Scoperta un’incredibile barriera corallina al largo della Puglia

A due chilometri dalle coste di Monopoli, celata dalla profondità, è stata scoperta la prima barriera del Mar Mediterraneo

È una scoperta che ha dell’incredibile, quella annunciata dai ricercatori del Dipartimento di Biologia dell’Università di Bari: al largo della Puglia esiste una barriera corallina simile a quella delle Maldive, oppure del Mar Rosso.

A circa due chilometri dalle coste di Monopoli, tra i 40 e i 55 metri di profondità, i sub si sono imbattuti in una scogliera straordinaria. Una scogliera che è sempre stata lì, sotto gli occhi di tutti, ma che mai nessuno prima d’ora aveva notato. Ora, l’ipotesi degli scienziati è che quella barriera corallina, la prima con caratteristiche simili a quella equatoriale ad essere stata scoperta nel Mar Mediterraneo, possa estendersi da un lato fino a Bari e dall’altro sino a Otranto.

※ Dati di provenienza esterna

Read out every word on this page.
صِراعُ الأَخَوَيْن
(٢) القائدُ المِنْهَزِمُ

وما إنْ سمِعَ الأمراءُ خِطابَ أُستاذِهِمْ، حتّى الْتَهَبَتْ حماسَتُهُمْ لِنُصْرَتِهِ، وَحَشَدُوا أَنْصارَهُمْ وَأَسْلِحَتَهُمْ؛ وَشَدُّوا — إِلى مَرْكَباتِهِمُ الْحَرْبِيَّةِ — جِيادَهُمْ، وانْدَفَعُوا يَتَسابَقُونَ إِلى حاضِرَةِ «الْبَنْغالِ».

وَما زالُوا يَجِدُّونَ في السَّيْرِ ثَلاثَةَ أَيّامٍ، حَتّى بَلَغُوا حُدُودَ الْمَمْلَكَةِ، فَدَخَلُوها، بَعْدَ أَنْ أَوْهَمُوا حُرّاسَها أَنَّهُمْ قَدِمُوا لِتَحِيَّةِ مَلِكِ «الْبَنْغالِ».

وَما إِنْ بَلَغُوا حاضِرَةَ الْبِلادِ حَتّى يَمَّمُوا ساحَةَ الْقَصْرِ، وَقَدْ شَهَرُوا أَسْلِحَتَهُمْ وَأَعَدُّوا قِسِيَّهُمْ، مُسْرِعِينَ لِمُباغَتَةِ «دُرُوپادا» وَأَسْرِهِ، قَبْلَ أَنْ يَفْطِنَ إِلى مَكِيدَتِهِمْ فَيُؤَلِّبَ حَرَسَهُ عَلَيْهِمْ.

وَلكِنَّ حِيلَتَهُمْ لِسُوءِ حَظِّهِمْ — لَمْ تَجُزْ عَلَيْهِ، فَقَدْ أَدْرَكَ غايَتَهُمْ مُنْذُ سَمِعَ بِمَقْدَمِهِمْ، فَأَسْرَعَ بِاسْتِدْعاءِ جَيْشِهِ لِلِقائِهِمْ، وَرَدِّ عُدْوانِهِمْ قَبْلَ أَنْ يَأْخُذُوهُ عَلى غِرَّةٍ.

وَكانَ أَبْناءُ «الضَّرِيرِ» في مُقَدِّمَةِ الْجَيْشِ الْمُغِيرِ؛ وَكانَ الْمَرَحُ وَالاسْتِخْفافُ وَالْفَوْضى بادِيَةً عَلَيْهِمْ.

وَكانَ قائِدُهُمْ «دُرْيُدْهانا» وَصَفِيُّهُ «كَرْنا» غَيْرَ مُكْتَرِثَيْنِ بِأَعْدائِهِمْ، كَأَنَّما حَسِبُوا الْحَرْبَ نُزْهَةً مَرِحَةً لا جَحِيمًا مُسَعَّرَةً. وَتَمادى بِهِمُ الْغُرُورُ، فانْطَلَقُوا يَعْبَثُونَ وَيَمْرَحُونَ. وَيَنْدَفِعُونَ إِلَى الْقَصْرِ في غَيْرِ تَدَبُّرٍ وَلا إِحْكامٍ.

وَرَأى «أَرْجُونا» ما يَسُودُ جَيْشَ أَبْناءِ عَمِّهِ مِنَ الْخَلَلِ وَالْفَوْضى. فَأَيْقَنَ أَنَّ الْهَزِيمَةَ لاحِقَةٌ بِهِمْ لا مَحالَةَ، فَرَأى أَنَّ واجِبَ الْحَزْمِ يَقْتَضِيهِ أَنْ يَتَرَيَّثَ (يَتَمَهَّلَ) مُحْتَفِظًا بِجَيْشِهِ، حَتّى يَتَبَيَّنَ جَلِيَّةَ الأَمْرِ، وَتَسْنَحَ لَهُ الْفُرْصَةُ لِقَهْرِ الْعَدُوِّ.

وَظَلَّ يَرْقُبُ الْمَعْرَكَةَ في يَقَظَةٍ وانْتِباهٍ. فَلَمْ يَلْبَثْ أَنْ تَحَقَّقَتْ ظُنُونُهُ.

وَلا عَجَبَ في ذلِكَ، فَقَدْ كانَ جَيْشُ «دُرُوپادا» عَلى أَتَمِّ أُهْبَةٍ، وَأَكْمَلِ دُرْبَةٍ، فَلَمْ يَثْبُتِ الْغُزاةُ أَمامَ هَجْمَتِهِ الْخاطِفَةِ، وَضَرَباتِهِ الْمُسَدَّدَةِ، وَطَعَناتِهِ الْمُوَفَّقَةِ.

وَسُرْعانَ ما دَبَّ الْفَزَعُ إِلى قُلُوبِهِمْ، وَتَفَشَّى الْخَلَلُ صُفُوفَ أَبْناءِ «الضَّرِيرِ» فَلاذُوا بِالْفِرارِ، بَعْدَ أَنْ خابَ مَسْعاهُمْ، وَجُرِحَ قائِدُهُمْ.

Le ricerche sono cominciate tre anni fa, quando per la prima volta Giuseppe Corriero – direttore del Dipartimento di Biologia dell’Università di Bari e capo della spedizione – si è imbattuto in qualcosa di strano. Un qualcosa che meritava d’essere approfondito. «Nella carriera di un ricercatore una fortuna del genere capita una sola volta» ha dichiarato, descrivendo quella prima barriera corallina italiana modificata da madrepore, dalle importanti caratteristiche batimetriche e di spessore.

Sebbene sia simile alle barriere coralline delle Maldive o del Mar Rosso, quella italiana ha caratteristiche uniche: alle Maldive così come in Australia, i processi di simbiosi delle madrepore sono facilitati dalla luce, mentre qui domina la penombra e quegli animaletti marini che costituiscono i corallini bianchi formano imponenti strutture di carbonato di calcio, senza alghe. I colori della barriera corallina italiana sono dunque più tenui: l’arancione, il rosso, il viola.

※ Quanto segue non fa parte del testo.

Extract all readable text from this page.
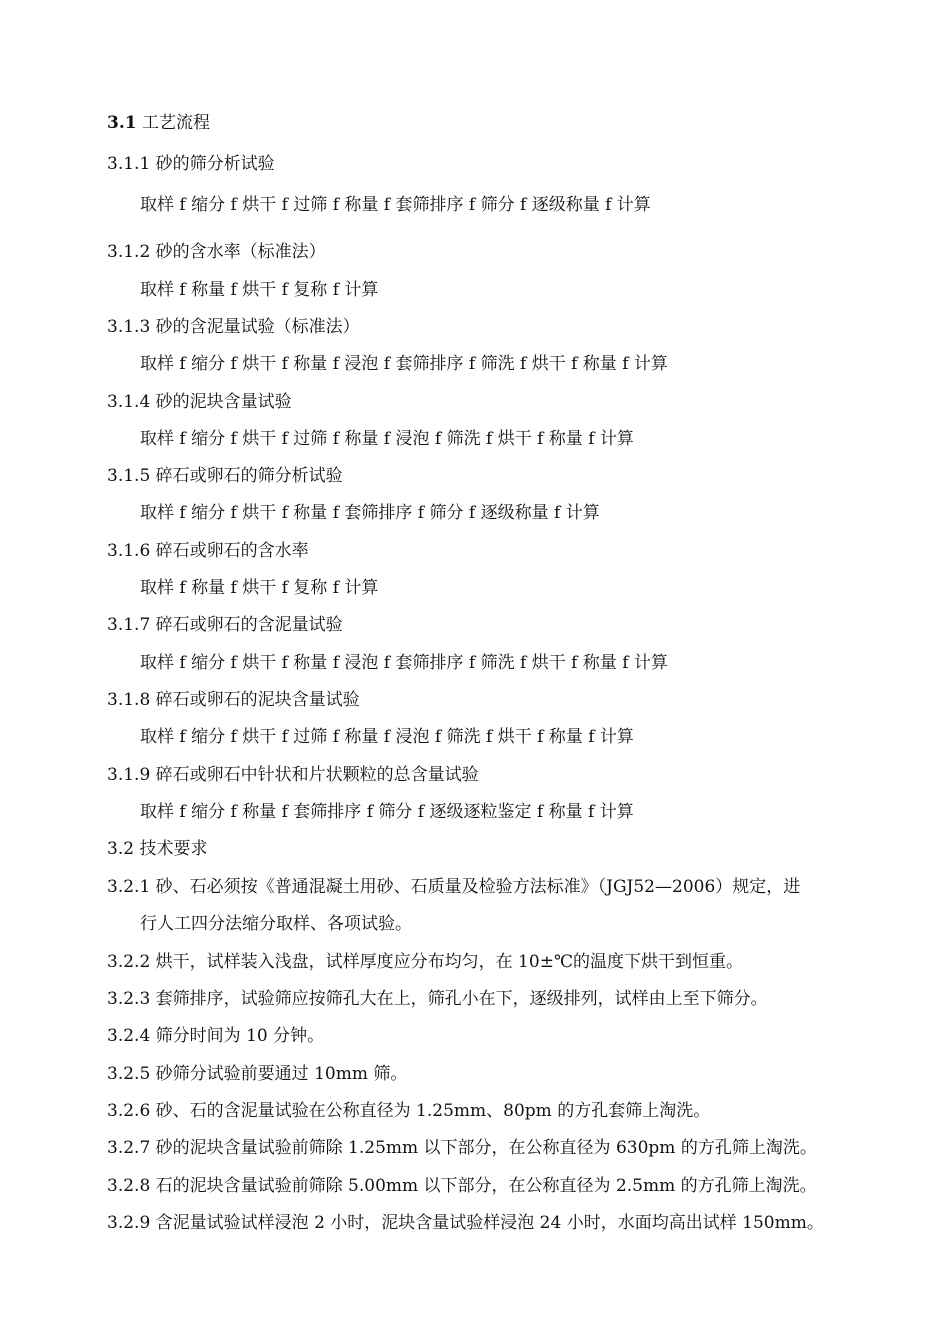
3.1 工艺流程
3.1.1 砂的筛分析试验
取样 f 缩分 f 烘干 f 过筛 f 称量 f 套筛排序 f 筛分 f 逐级称量 f 计算
3.1.2 砂的含水率（标准法）
取样 f 称量 f 烘干 f 复称 f 计算
3.1.3 砂的含泥量试验（标准法）
取样 f 缩分 f 烘干 f 称量 f 浸泡 f 套筛排序 f 筛洗 f 烘干 f 称量 f 计算
3.1.4 砂的泥块含量试验
取样 f 缩分 f 烘干 f 过筛 f 称量 f 浸泡 f 筛洗 f 烘干 f 称量 f 计算
3.1.5 碎石或卵石的筛分析试验
取样 f 缩分 f 烘干 f 称量 f 套筛排序 f 筛分 f 逐级称量 f 计算
3.1.6 碎石或卵石的含水率
取样 f 称量 f 烘干 f 复称 f 计算
3.1.7 碎石或卵石的含泥量试验
取样 f 缩分 f 烘干 f 称量 f 浸泡 f 套筛排序 f 筛洗 f 烘干 f 称量 f 计算
3.1.8 碎石或卵石的泥块含量试验
取样 f 缩分 f 烘干 f 过筛 f 称量 f 浸泡 f 筛洗 f 烘干 f 称量 f 计算
3.1.9 碎石或卵石中针状和片状颗粒的总含量试验
取样 f 缩分 f 称量 f 套筛排序 f 筛分 f 逐级逐粒鉴定 f 称量 f 计算
3.2 技术要求
3.2.1 砂、石必须按《普通混凝土用砂、石质量及检验方法标准》（JGJ52—2006）规定，进
行人工四分法缩分取样、各项试验。
3.2.2 烘干，试样装入浅盘，试样厚度应分布均匀，在 10±℃的温度下烘干到恒重。
3.2.3 套筛排序，试验筛应按筛孔大在上，筛孔小在下，逐级排列，试样由上至下筛分。
3.2.4 筛分时间为 10 分钟。
3.2.5 砂筛分试验前要通过 10mm 筛。
3.2.6 砂、石的含泥量试验在公称直径为 1.25mm、80pm 的方孔套筛上淘洗。
3.2.7 砂的泥块含量试验前筛除 1.25mm 以下部分，在公称直径为 630pm 的方孔筛上淘洗。
3.2.8 石的泥块含量试验前筛除 5.00mm 以下部分，在公称直径为 2.5mm 的方孔筛上淘洗。
3.2.9 含泥量试验试样浸泡 2 小时，泥块含量试验样浸泡 24 小时，水面均高出试样 150mm。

Perché non è mai stata vista prima d’ora? Perché si trova davvero in profondità, e solamente sub professionisti con robot filoguidati e dotati di telecamera hanno potuto individuarla. Ora, i ricercatori dell’Università di Bari (insieme agli studiosi dell’Università del Salento e dell’Università di Tor Vergata, che hanno co-partecipato alla spedizione) hanno allertato l’Ufficio parchi e tutela della biodiversità della Regione.

Perché questo è un tesoro incredibile, e come tale va rispettato e preservato. Potrebbe diventare un’attrattiva turistica, certo, ma prima di tutto è necessario che – come Paese – ce ne prendiamo cura.